Sunday, October 10, 2010

Day 44: Chip Shelton "More What Flutes 4...Live" and Jacky Terrasson "A Paris..."

I missed a chance to name a day, I called the 42nd day the 'Meaning of Life Day,' I should have called yesterday Richard Petty Day. I got nothing for the 44th day.

Chip Shelton
More What Flutes 4.....Live!
There are CDs in here from people I've never heard of who have volumes of work, meaning that they've managed to sustain interest in at least a branch of their work to merit multiple volumes. Usually it's only a 'volume two' and yet I still feel bad that I don't know who these people are--especially since it was kind of my job to know who they were and someone handed me a CD so I would.

But I don't, and I didn't. And I don't know who this guy is despite him apparently having a series of four CD's asking...I'm not sure--if his flute said something? Which flute he should use? It's unclear.

Alright, enough of that.

I was kind of expecting a few things, either another one of those 'world of flutes' type CDs, or something on the 'easy listening' end of the spectrum, or at least cool jazz. I guess it's got some elements of the latter. But that might just be my bias towards the 'mellowing agents' that I think flute and guitar have (despite thinking Roland Kirk's flutes are awesomely funky.) But this is really just straight combo jazz, a little Coltrane, standards like Lester Leaps In.

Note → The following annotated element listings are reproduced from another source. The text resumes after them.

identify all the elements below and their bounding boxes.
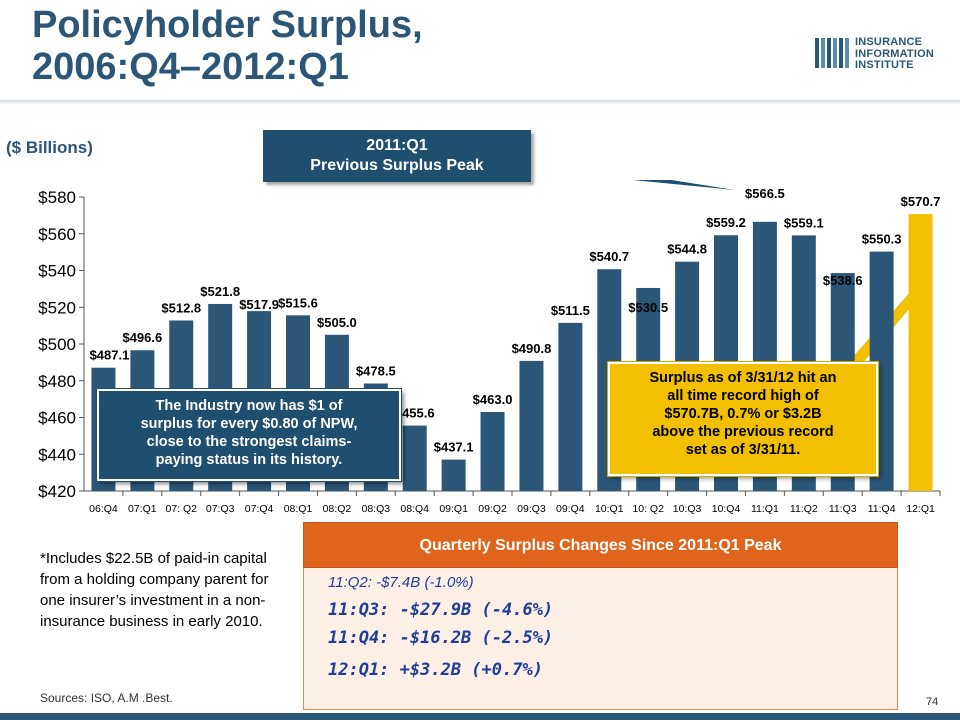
title-divider xyxy=(0,100,960,105)
data-label: $478.5 xyxy=(356,364,396,379)
data-label: $559.2 xyxy=(706,215,746,230)
data-label: $511.5 xyxy=(551,303,590,318)
data-label: $437.1 xyxy=(434,440,474,455)
data-label: $490.8 xyxy=(512,341,552,356)
page-title: Policyholder Surplus, 2006:Q4–2012:Q1 xyxy=(32,4,423,88)
logo-line: INSURANCE xyxy=(855,36,923,48)
x-tick-label: 10:Q1 xyxy=(595,503,624,515)
y-tick-label: $560 xyxy=(38,225,76,244)
change-item: 12:Q1: +$3.2B (+0.7%) xyxy=(328,660,543,680)
industry-callout: The Industry now has $1 of surplus for e… xyxy=(96,388,402,482)
title-line-1: Policyholder Surplus, xyxy=(32,4,423,46)
change-item: 11:Q3: -$27.9B (-4.6%) xyxy=(328,600,554,620)
y-tick-label: $520 xyxy=(38,298,76,317)
data-label: $544.8 xyxy=(667,242,707,257)
data-label: $463.0 xyxy=(473,392,513,407)
data-label: $550.3 xyxy=(862,232,902,247)
record-callout: Surplus as of 3/31/12 hit an all time re… xyxy=(607,361,879,477)
x-tick-label: 07:Q4 xyxy=(245,503,274,515)
y-tick-label: $580 xyxy=(38,188,76,207)
logo-mark-icon xyxy=(815,38,849,68)
data-label: $455.6 xyxy=(395,406,435,421)
bar xyxy=(558,322,583,491)
data-label: $512.8 xyxy=(161,300,201,315)
footnote: *Includes $22.5B of paid-in capital from… xyxy=(40,550,269,630)
data-label: $566.5 xyxy=(745,186,785,201)
peak-callout-line-2: Previous Surplus Peak xyxy=(310,157,484,174)
y-tick-label: $440 xyxy=(38,445,76,464)
record-callout-line: set as of 3/31/11. xyxy=(685,442,801,458)
bar xyxy=(908,214,933,491)
x-tick-label: 09:Q4 xyxy=(556,503,585,515)
bar xyxy=(519,360,544,491)
data-label: $517.9 xyxy=(239,297,279,312)
x-tick-label: 10:Q4 xyxy=(712,503,741,515)
bar xyxy=(480,411,505,491)
y-tick-label: $420 xyxy=(38,482,76,501)
data-label: $559.1 xyxy=(784,215,824,230)
industry-callout-line: close to the strongest claims- xyxy=(146,434,352,450)
industry-callout-line: The Industry now has $1 of xyxy=(155,398,343,414)
record-callout-line: Surplus as of 3/31/12 hit an xyxy=(649,370,837,386)
industry-callout-line: paying status in its history. xyxy=(155,452,343,468)
y-tick-label: $460 xyxy=(38,409,76,428)
change-item: 11:Q2: -$7.4B (-1.0%) xyxy=(328,574,474,591)
title-line-2: 2006:Q4–2012:Q1 xyxy=(32,46,349,88)
data-label: $540.7 xyxy=(589,249,629,264)
x-tick-label: 08:Q2 xyxy=(323,503,352,515)
page-number: 74 xyxy=(926,696,939,708)
x-tick-label: 06:Q4 xyxy=(89,503,118,515)
x-tick-label: 11:Q1 xyxy=(751,503,779,515)
x-tick-label: 08:Q3 xyxy=(362,503,391,515)
logo-text: INSURANCE INFORMATION INSTITUTE xyxy=(855,36,934,72)
x-tick-label: 09:Q2 xyxy=(478,503,507,515)
logo-line: INFORMATION xyxy=(855,47,934,60)
units-label: ($ Billions) xyxy=(6,138,93,157)
data-label: $505.0 xyxy=(317,315,357,330)
bar xyxy=(402,425,427,491)
record-callout-line: above the previous record xyxy=(652,424,834,440)
x-tick-label: 08:Q1 xyxy=(284,503,313,515)
data-label: $487.1 xyxy=(90,348,130,363)
data-label: $570.7 xyxy=(901,194,941,209)
x-tick-label: 11:Q3 xyxy=(829,503,857,515)
x-tick-label: 07: Q2 xyxy=(166,503,198,515)
peak-callout: 2011:Q1 Previous Surplus Peak xyxy=(263,130,531,182)
data-label: $521.8 xyxy=(200,284,240,299)
x-tick-label: 08:Q4 xyxy=(400,503,429,515)
x-tick-label: 11:Q4 xyxy=(868,503,896,515)
record-callout-line: all time record high of xyxy=(667,388,819,404)
data-label: $530.5 xyxy=(628,300,668,315)
x-tick-label: 07:Q3 xyxy=(206,503,235,515)
peak-callout-arrow xyxy=(632,180,735,190)
changes-panel: 11:Q2: -$7.4B (-1.0%) 11:Q3: -$27.9B (-4… xyxy=(303,568,898,710)
y-tick-label: $500 xyxy=(38,335,76,354)
industry-callout-line: surplus for every $0.80 of NPW, xyxy=(140,416,358,432)
change-item: 11:Q4: -$16.2B (-2.5%) xyxy=(328,628,554,648)
x-tick-label: 09:Q1 xyxy=(439,503,468,515)
x-tick-label: 10:Q3 xyxy=(673,503,702,515)
bottom-bar xyxy=(0,713,960,720)
iii-logo: INSURANCE INFORMATION INSTITUTE xyxy=(815,36,945,76)
x-tick-label: 12:Q1 xyxy=(906,503,935,515)
x-tick-label: 11:Q2 xyxy=(790,503,818,515)
x-tick-label: 07:Q1 xyxy=(128,503,157,515)
sources: Sources: ISO, A.M .Best. xyxy=(40,691,173,705)
x-tick-label: 10: Q2 xyxy=(632,503,664,515)
y-tick-label: $540 xyxy=(38,262,76,281)
data-label: $538.6 xyxy=(823,273,863,288)
logo-line: INSTITUTE xyxy=(855,59,914,71)
data-label: $496.6 xyxy=(122,330,162,345)
x-tick-label: 09:Q3 xyxy=(517,503,546,515)
y-tick-label: $480 xyxy=(38,372,76,391)
peak-callout-line-1: 2011:Q1 xyxy=(366,137,428,154)
changes-header: Quarterly Surplus Changes Since 2011:Q1 … xyxy=(303,522,898,568)
record-callout-line: $570.7B, 0.7% or $3.2B xyxy=(664,406,822,422)
bar xyxy=(441,459,466,491)
data-label: $515.6 xyxy=(278,295,318,310)
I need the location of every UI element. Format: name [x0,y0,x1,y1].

Well, completely wrong about the album title. I guess not completely wrong, it is his fourth album. But according to the rather sparse liner notes, it's in response to the 'mad-positive' response he got to his previous album 3 Flutes Up where he played three different flutes. So on this he upped the ante. Fair enough. You don't usually get to hear much else other than the 'normal' flute and the piccolo.

This is really kind of good. Apparently not famous enough for Wikipedia. His bio tends to focus on the fact that he plays more than just the normal concert C flute. Released in 2000, this appears to be the last album he put out, at least according to his website. Too bad, I'm kind of getting into this. Flashback is pretty funky.

Jacky Terrasson
A Paris

Yet another Blue Note CD. I wonder how much of the Blue Note catalog I actually have...it has to be significant...it is a large catalog, but still...

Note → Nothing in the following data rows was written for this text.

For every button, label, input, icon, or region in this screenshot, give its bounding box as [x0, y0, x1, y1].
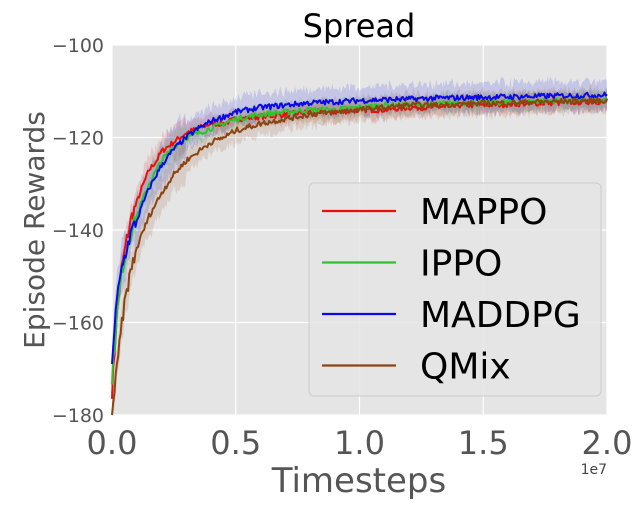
chart-title: Spread: [303, 7, 416, 45]
x-axis-offset-label: 1e7: [581, 462, 607, 478]
y-tick-label-2: −140: [52, 220, 104, 242]
legend-label-maddpg: MADDPG: [420, 295, 581, 336]
x-tick-label-3: 1.5: [458, 424, 509, 462]
line-maddpg: [111, 91, 608, 365]
legend-label-qmix: QMix: [420, 347, 511, 388]
legend: MAPPO IPPO MADDPG QMix: [308, 182, 602, 397]
legend-label-mappo: MAPPO: [420, 192, 547, 233]
x-tick-label-4: 2.0: [582, 424, 633, 462]
y-axis-ticks: −180 −160 −140 −120 −100: [52, 35, 104, 427]
x-tick-label-2: 1.0: [334, 424, 385, 462]
legend-box: [308, 182, 602, 397]
y-tick-label-1: −160: [52, 313, 104, 335]
y-tick-label-0: −180: [52, 405, 104, 427]
x-tick-label-1: 0.5: [210, 424, 261, 462]
x-axis-ticks: 0.0 0.5 1.0 1.5 2.0: [87, 424, 633, 462]
x-axis-label: Timesteps: [271, 461, 446, 501]
y-tick-label-3: −120: [52, 128, 104, 150]
series-lines: [111, 91, 608, 416]
x-tick-label-0: 0.0: [87, 424, 138, 462]
y-tick-label-4: −100: [52, 35, 104, 57]
line-qmix: [111, 97, 608, 416]
legend-label-ippo: IPPO: [420, 244, 502, 285]
y-axis-label: Episode Rewards: [18, 111, 51, 349]
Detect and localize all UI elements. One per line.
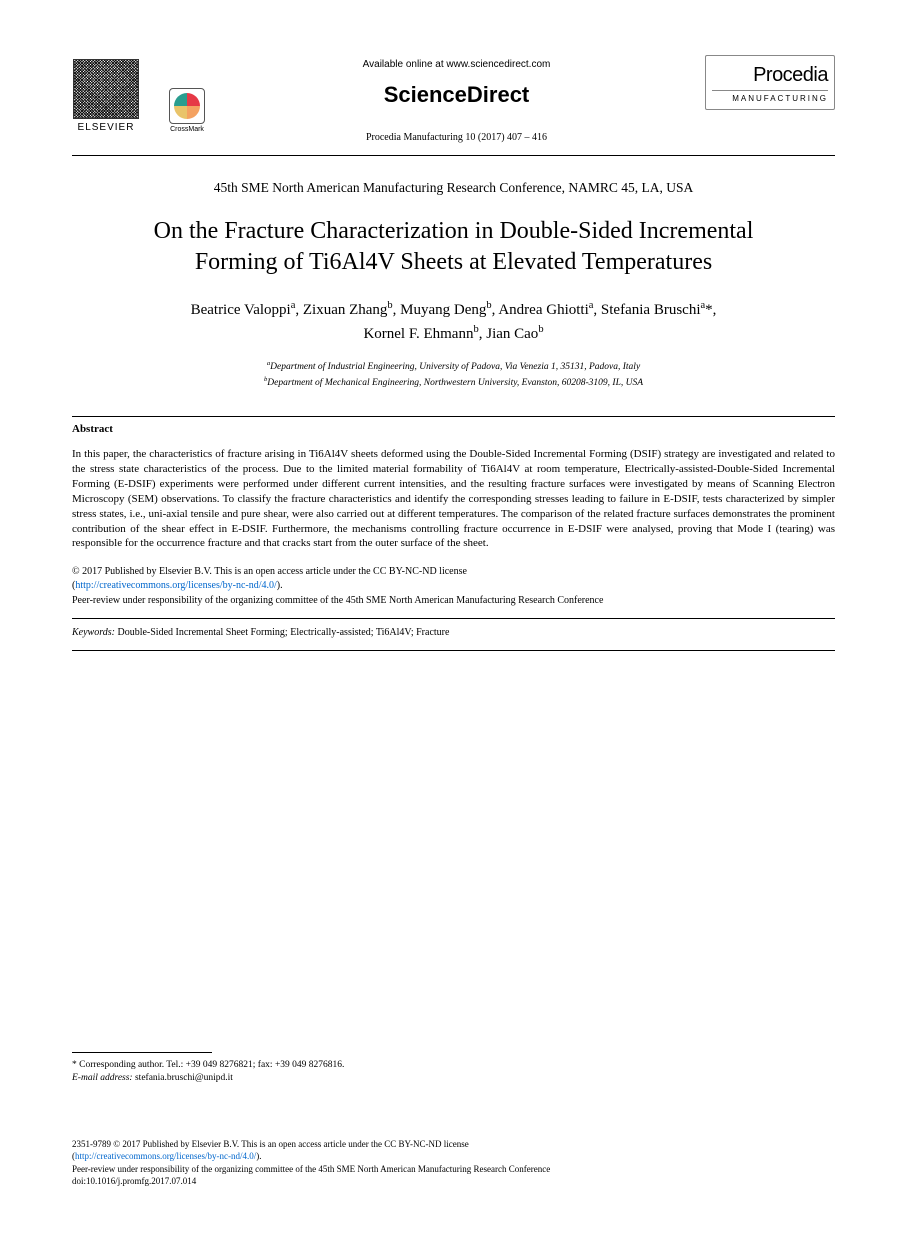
author-7-aff: b (538, 324, 543, 335)
elsevier-logo: ELSEVIER (72, 55, 140, 133)
abstract-top-divider (72, 416, 835, 417)
author-5: , Stefania Bruschi (593, 302, 700, 318)
crossmark-icon (169, 88, 205, 124)
corresponding-author: * Corresponding author. Tel.: +39 049 82… (72, 1059, 835, 1086)
copyright-text: © 2017 Published by Elsevier B.V. This i… (72, 566, 467, 577)
email-label: E-mail address: (72, 1073, 133, 1083)
conference-name: 45th SME North American Manufacturing Re… (72, 180, 835, 196)
author-1: Beatrice Valoppi (191, 302, 291, 318)
authors-block: Beatrice Valoppia, Zixuan Zhangb, Muyang… (72, 298, 835, 345)
crossmark-badge[interactable]: CrossMark (166, 88, 208, 133)
affiliations-block: aDepartment of Industrial Engineering, U… (72, 359, 835, 390)
title-line-1: On the Fracture Characterization in Doub… (154, 218, 754, 244)
left-logos-group: ELSEVIER CrossMark (72, 55, 208, 133)
title-line-2: Forming of Ti6Al4V Sheets at Elevated Te… (195, 249, 712, 275)
keywords-label: Keywords: (72, 627, 115, 638)
author-2: , Zixuan Zhang (295, 302, 387, 318)
footer-license-link[interactable]: http://creativecommons.org/licenses/by-n… (75, 1151, 256, 1161)
corresponding-divider (72, 1052, 212, 1053)
paper-title: On the Fracture Characterization in Doub… (72, 216, 835, 278)
abstract-body: In this paper, the characteristics of fr… (72, 447, 835, 551)
corresponding-star: *, (705, 302, 716, 318)
header-row: ELSEVIER CrossMark Available online at w… (72, 55, 835, 143)
footer-block: * Corresponding author. Tel.: +39 049 82… (72, 1052, 835, 1188)
elsevier-label: ELSEVIER (78, 122, 135, 133)
center-header: Available online at www.sciencedirect.co… (208, 55, 705, 143)
peer-review-line: Peer-review under responsibility of the … (72, 595, 835, 606)
issn-line: 2351-9789 © 2017 Published by Elsevier B… (72, 1139, 469, 1149)
available-online-text: Available online at www.sciencedirect.co… (228, 59, 685, 70)
author-3: , Muyang Deng (393, 302, 487, 318)
author-6: Kornel F. Ehmann (363, 326, 473, 342)
journal-citation: Procedia Manufacturing 10 (2017) 407 – 4… (228, 132, 685, 143)
abstract-heading: Abstract (72, 423, 835, 435)
corresponding-email: stefania.bruschi@unipd.it (133, 1073, 233, 1083)
corresponding-line: * Corresponding author. Tel.: +39 049 82… (72, 1060, 344, 1070)
author-4: , Andrea Ghiotti (492, 302, 589, 318)
footer-copyright: 2351-9789 © 2017 Published by Elsevier B… (72, 1138, 835, 1188)
procedia-text: Procedia (712, 64, 828, 87)
keywords-bottom-divider (72, 650, 835, 651)
procedia-subtitle: MANUFACTURING (712, 90, 828, 103)
header-divider (72, 155, 835, 156)
elsevier-tree-icon (73, 59, 139, 119)
affiliation-b: Department of Mechanical Engineering, No… (267, 378, 643, 388)
sciencedirect-logo: ScienceDirect (228, 82, 685, 108)
license-link[interactable]: http://creativecommons.org/licenses/by-n… (75, 580, 276, 591)
keywords-top-divider (72, 618, 835, 619)
doi-line: doi:10.1016/j.promfg.2017.07.014 (72, 1176, 196, 1186)
author-7: , Jian Cao (479, 326, 539, 342)
affiliation-a: Department of Industrial Engineering, Un… (270, 363, 640, 373)
crossmark-label: CrossMark (170, 126, 204, 133)
keywords-text: Double-Sided Incremental Sheet Forming; … (115, 627, 449, 638)
procedia-logo: Procedia MANUFACTURING (705, 55, 835, 110)
copyright-line: © 2017 Published by Elsevier B.V. This i… (72, 565, 835, 593)
keywords-line: Keywords: Double-Sided Incremental Sheet… (72, 627, 835, 638)
footer-peer-review: Peer-review under responsibility of the … (72, 1164, 550, 1174)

Now we get Jacky Terrasson on his own.

This actually got off to a pretty good start with a slow funky groove (I know I call a lot of things funky, it's not because I lack another term but rather I listen to a lot of stuff that is in fact funky.)

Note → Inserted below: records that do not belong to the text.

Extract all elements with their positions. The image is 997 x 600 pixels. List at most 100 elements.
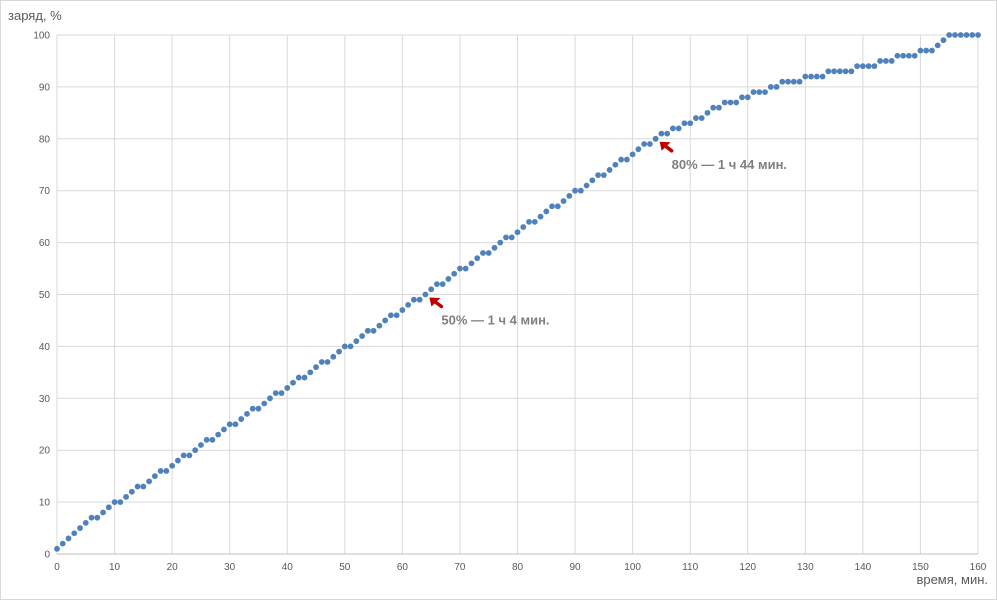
x-tick-label: 70 [454,562,466,573]
data-point [894,52,901,59]
data-point [474,255,481,262]
data-point [336,348,342,355]
data-point [675,125,682,132]
data-point [462,265,469,272]
data-point [595,172,601,179]
data-point [767,84,774,90]
data-points [54,32,981,552]
y-tick-label: 40 [39,342,51,353]
data-point [779,78,786,85]
grid [56,34,979,555]
data-point [664,130,671,137]
data-point [877,58,884,64]
data-point [198,442,204,448]
annotation-arrow-head [659,141,671,151]
data-point [836,68,843,75]
data-point [324,359,331,365]
data-point [261,400,268,407]
data-point [359,333,365,339]
data-point [658,130,665,137]
data-point [232,421,239,428]
data-point [353,338,360,345]
data-point [934,42,941,49]
data-point [813,73,820,80]
data-point [554,203,561,210]
data-point [491,244,498,251]
data-point [330,353,337,360]
data-point [900,52,907,59]
data-point [434,281,440,288]
data-point [272,390,279,397]
data-point [290,379,296,386]
data-point [94,514,101,521]
data-point [370,327,377,334]
y-tick-label: 50 [39,290,51,301]
data-point [819,73,826,80]
data-point [215,431,222,438]
data-point [485,250,492,256]
data-point [957,32,964,38]
annotation-label: 50% — 1 ч 4 мин. [441,313,549,328]
data-point [238,416,245,422]
y-tick-label: 100 [33,31,50,42]
data-point [295,374,302,381]
data-point [382,317,389,324]
data-point [71,530,78,537]
data-point [445,276,452,282]
data-point [854,63,861,70]
data-point [790,78,797,85]
x-tick-label: 90 [570,562,582,573]
data-point [739,94,745,101]
data-point [756,89,763,95]
data-point [923,47,930,54]
data-point [871,63,878,70]
data-point [313,364,319,371]
data-point [906,52,912,59]
data-point [134,483,141,490]
data-point [802,73,809,80]
data-point [267,395,273,402]
annotation-label: 80% — 1 ч 44 мин. [672,157,787,172]
data-point [65,535,72,542]
data-point [451,270,458,277]
data-point [301,374,308,381]
data-point [600,172,607,179]
data-point [773,84,780,90]
data-point [497,239,504,246]
data-point [842,68,849,75]
data-point [623,156,630,163]
data-point [123,494,129,500]
data-point [422,291,429,298]
data-point [82,519,89,526]
data-point [341,343,348,350]
data-point [376,322,383,329]
data-point [174,457,181,464]
data-point [572,187,578,194]
data-point [583,182,590,189]
data-point [710,104,717,111]
data-point [88,514,95,521]
data-point [393,312,400,319]
data-point [606,167,613,173]
data-point [480,250,486,256]
data-point [514,229,521,236]
data-point [209,436,216,443]
data-point [785,78,791,85]
y-tick-label: 10 [39,498,51,509]
data-point [888,58,895,64]
data-point [226,421,233,428]
data-point [929,47,935,54]
x-tick-label: 10 [109,562,121,573]
data-point [969,32,976,38]
data-point [975,32,981,38]
data-point [249,405,256,412]
data-point [825,68,832,75]
x-tick-label: 40 [282,562,294,573]
y-tick-label: 20 [39,446,51,457]
data-point [618,156,625,163]
data-point [503,234,509,241]
data-point [652,135,659,142]
data-point [721,99,728,106]
data-point [762,89,768,95]
x-tick-label: 80 [512,562,524,573]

These two albums are actually fairly complementary. There's a general lightness to them, a little playfulness in their set up, with some underlying funkiness thrown in and some straight up technical progressive jazz. Both kind of easy to listen to and kind of hypnotize. I feel like both entries are kind of light (I've usually written way more at this stage in the album, I'm already half way through), but that's because I start to just sit back and listen to it.

The sad thing is that I don't know that these songs are going to stand out on the iTunes shuffle. Already, at something like 88+ cds having gone into the hard drive when I put it on shuffle there have been songs that have come up where I think, "Where did this come from?" despite having listened to each one and written about it. So out of sheer volume good music like this, music that is just good to listen to, won't necessarily stand out. Rather what is going to grab attention is the bombastic, the weird, the caustic. Those are going to be the tracks where I go, "Oh yeah, I remember that." With this stuff I might think just as the song ends "That was good, who was that again? Ah, too late...next time around." I mean, I already forgot that I already did one Jacky Terrasson album.

This might be a quality shared in the world at large, where there is no time for the good to stand out--only enough for the loud and strange to stand out and be noticed. As a result, I feel like I'm condemning a CD when I merely call it 'good.'

Ah, sweet, La Vie En Rose is the name of that tune they always play when showing Paris. Now I know.

I don't understand the 'fade in'. I don't really like fade outs, but fade ins I don't get at all.

Both albums end with a kind of poppy bit with vocals, even. Terrasson's is a little more upbeat and more likely for me to not associate it with the rest of the album when it comes up on random later.